DUE TO WORLD CRISIS ‘RP should reset antipoverty goals’

By Michelle Remo
Philippine Daily Inquirer
First Posted 01:41:00 05/31/2009

MANILA, Philippines—The global economic downturn, which recently pulled the Philippines down to its slowest growth in a decade, will result in the country’s failure to meet its poverty-reduction goal by 2010 and is expected to increase the number of poor Filipinos.

Under the Millennium Development Goals, to which the Philippines and other member-countries of the United Nations are signatories, extreme poverty shall have been eradicated by 2015.

Consistent with this goal, the Philippines set a target of reducing poverty incidence to 17-20 percent of Filipino families by 2010 from 26.9 percent in 2006.

Economic officials, however, admitted that the global crisis, considered the worst since the Great Depression of the 1930s, has made the poverty-reduction goal of the Philippines and other countries virtually impossible to achieve.
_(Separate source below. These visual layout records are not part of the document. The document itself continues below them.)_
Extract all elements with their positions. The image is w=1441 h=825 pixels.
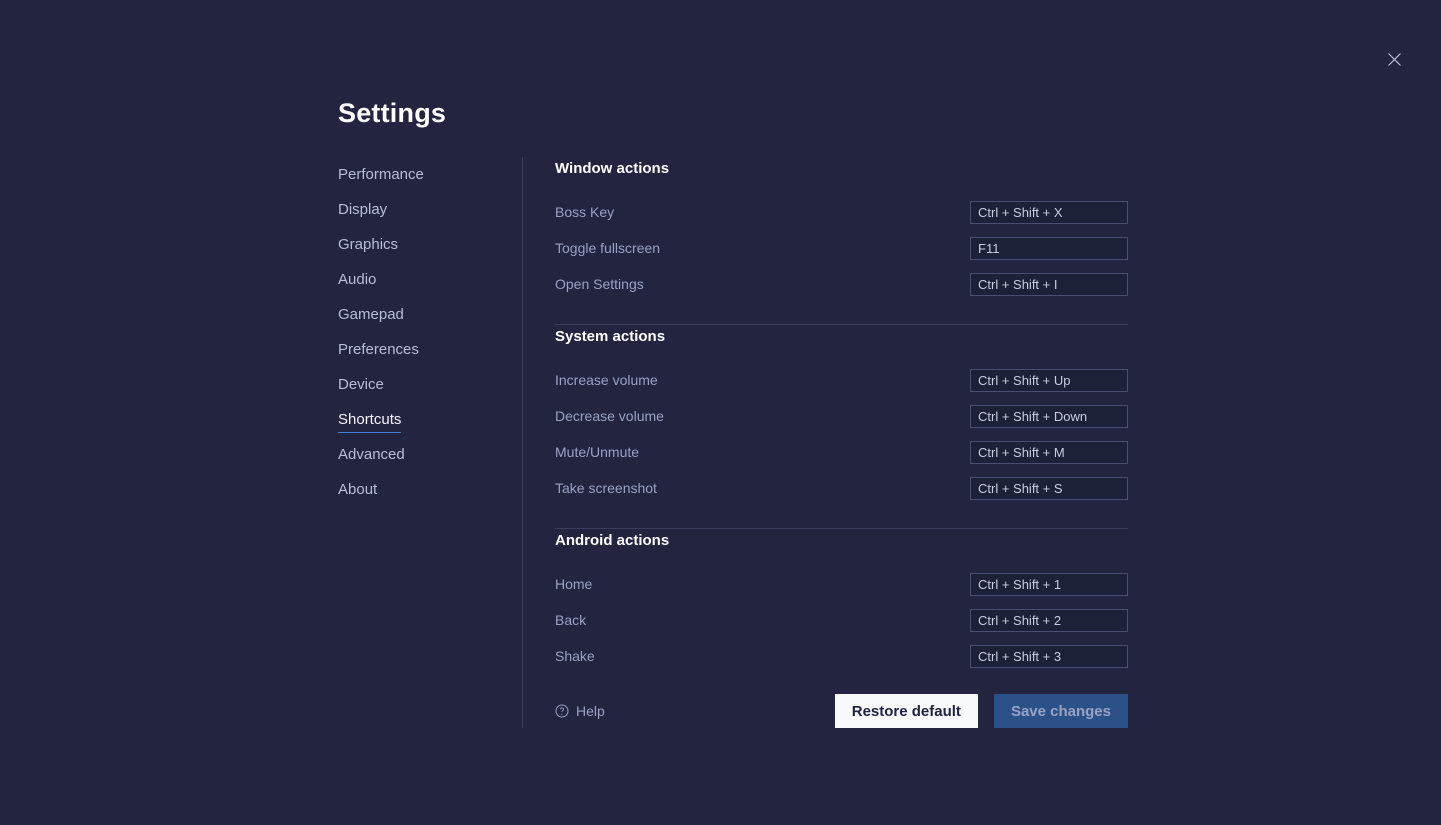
- shortcut-label: Mute/Unmute: [555, 444, 640, 460]
- shortcut-input-back[interactable]: [970, 608, 1128, 632]
- shortcut-row-boss-key: Boss Key: [555, 194, 1128, 230]
- shortcut-input-mute-unmute[interactable]: [970, 440, 1128, 464]
- shortcut-input-take-screenshot[interactable]: [970, 476, 1128, 500]
- restore-default-button[interactable]: Restore default: [834, 694, 978, 728]
- shortcut-label: Home: [555, 576, 593, 592]
- shortcut-row-take-screenshot: Take screenshot: [555, 470, 1128, 506]
- sidebar-divider: [522, 157, 523, 728]
- help-link[interactable]: Help: [555, 703, 605, 719]
- sidebar-item-display[interactable]: Display: [338, 200, 387, 223]
- shortcut-input-home[interactable]: [970, 572, 1128, 596]
- section-title: Android actions: [555, 532, 670, 549]
- sidebar-item-performance[interactable]: Performance: [338, 165, 424, 188]
- shortcut-input-open-settings[interactable]: [970, 272, 1128, 296]
- close-icon[interactable]: [1381, 46, 1407, 72]
- section-window-actions: Window actions Boss Key Toggle fullscree…: [555, 159, 1128, 302]
- shortcut-row-home: Home: [555, 566, 1128, 602]
- shortcut-row-open-settings: Open Settings: [555, 266, 1128, 302]
- shortcut-row-shake: Shake: [555, 638, 1128, 670]
- help-label: Help: [576, 703, 605, 719]
- sidebar-item-audio[interactable]: Audio: [338, 270, 376, 293]
- sidebar-item-about[interactable]: About: [338, 480, 377, 503]
- sidebar-item-graphics[interactable]: Graphics: [338, 235, 398, 258]
- dialog-body: Performance Display Graphics Audio Gamep…: [338, 157, 1128, 728]
- shortcut-row-increase-volume: Increase volume: [555, 362, 1128, 398]
- section-android-actions: Android actions Home Back Shake Rota: [555, 528, 1128, 670]
- section-title: System actions: [555, 328, 666, 345]
- shortcut-row-decrease-volume: Decrease volume: [555, 398, 1128, 434]
- shortcut-input-decrease-volume[interactable]: [970, 404, 1128, 428]
- settings-dialog: Settings Performance Display Graphics Au…: [338, 96, 1128, 728]
- shortcut-label: Increase volume: [555, 372, 658, 388]
- page-title: Settings: [338, 98, 447, 128]
- sidebar-item-advanced[interactable]: Advanced: [338, 445, 405, 468]
- sidebar-item-device[interactable]: Device: [338, 375, 384, 398]
- sidebar-item-shortcuts[interactable]: Shortcuts: [338, 410, 402, 433]
- dialog-footer: Help Restore default Save changes: [555, 694, 1128, 728]
- shortcut-input-toggle-fullscreen[interactable]: [970, 236, 1128, 260]
- shortcut-input-boss-key[interactable]: [970, 200, 1128, 224]
- shortcut-row-mute-unmute: Mute/Unmute: [555, 434, 1128, 470]
- sidebar-item-preferences[interactable]: Preferences: [338, 340, 419, 363]
- shortcut-label: Open Settings: [555, 276, 644, 292]
- sidebar-item-gamepad[interactable]: Gamepad: [338, 305, 404, 328]
- shortcut-row-back: Back: [555, 602, 1128, 638]
- shortcut-input-increase-volume[interactable]: [970, 368, 1128, 392]
- shortcut-label: Boss Key: [555, 204, 615, 220]
- shortcut-label: Shake: [555, 648, 595, 664]
- shortcut-row-toggle-fullscreen: Toggle fullscreen: [555, 230, 1128, 266]
- shortcut-label: Toggle fullscreen: [555, 240, 661, 256]
- shortcut-label: Decrease volume: [555, 408, 664, 424]
- question-circle-icon: [555, 704, 569, 718]
- shortcut-label: Take screenshot: [555, 480, 657, 496]
- section-system-actions: System actions Increase volume Decrease …: [555, 324, 1128, 506]
- settings-sidebar: Performance Display Graphics Audio Gamep…: [338, 157, 522, 515]
- settings-content: Window actions Boss Key Toggle fullscree…: [555, 157, 1128, 728]
- shortcuts-scroll-area[interactable]: Window actions Boss Key Toggle fullscree…: [555, 157, 1128, 670]
- section-title: Window actions: [555, 160, 670, 177]
- shortcut-input-shake[interactable]: [970, 644, 1128, 668]
- save-changes-button[interactable]: Save changes: [993, 694, 1128, 728]
- shortcut-label: Back: [555, 612, 587, 628]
Diwa Guinigundo, Bangko Sentral ng Pilipinas deputy governor and a former economics professor, for one, said the timetable for bringing down poverty incidence to 20 percent or less by 2010 and eradicating extreme poverty by 2015 should be adjusted.

“There is scope for delaying the goals. The crisis has led to the destruction of wealth, thus affecting consumption levels,” Guinigundo said Friday.

He noted that with the Philippine population growing faster than its economy, per capital income was naturally reduced.

Per capita income

Per capita income, a rough measure of the income of individuals in an economy, is the total output of the economy divided by its population.

Per estimates, annual per capita income in the Philippines stood at $1,400 as of 2006. Government data show the population growth rate at 2.1 percent.

In the first quarter, the Philippine economy, measured in terms of its gross domestic product [GDP], posted an annual growth of 0.4 percent in real terms, its lowest in 10 years.

GDP, the most common measure of an economy, is the sum of the value of goods produced and services rendered within an economy in a given period.

The Philippine economy’s lackluster performance veered the country off track from meeting its growth target of between 3.1 and 4.1 percent for the full year, and is in fact feared to signal a recession in the months ahead.

Anemic global demand

Economists blamed the slowdown to the plunge in exports, which were badly hit by anemic global demand. The United States and Europe, drivers of the global turmoil, are two of the Philippines’ biggest export markets.

As a result of dwindling incomes, some export-oriented firms were reported to have reduced their workforce.

The National Economic and Development Authority (Neda) said earlier the economy needed to grow by at least 7 percent over several years in order to reduce poverty incidence.

Officials said, however, that measures were being taken to arrest the economic downturn.

The BSP has implemented a series of rate cuts to bring down bank lending rates, which is expected to spur business activity.

The government also committed to boost public spending in the months ahead to help create jobs and increase aggregate income.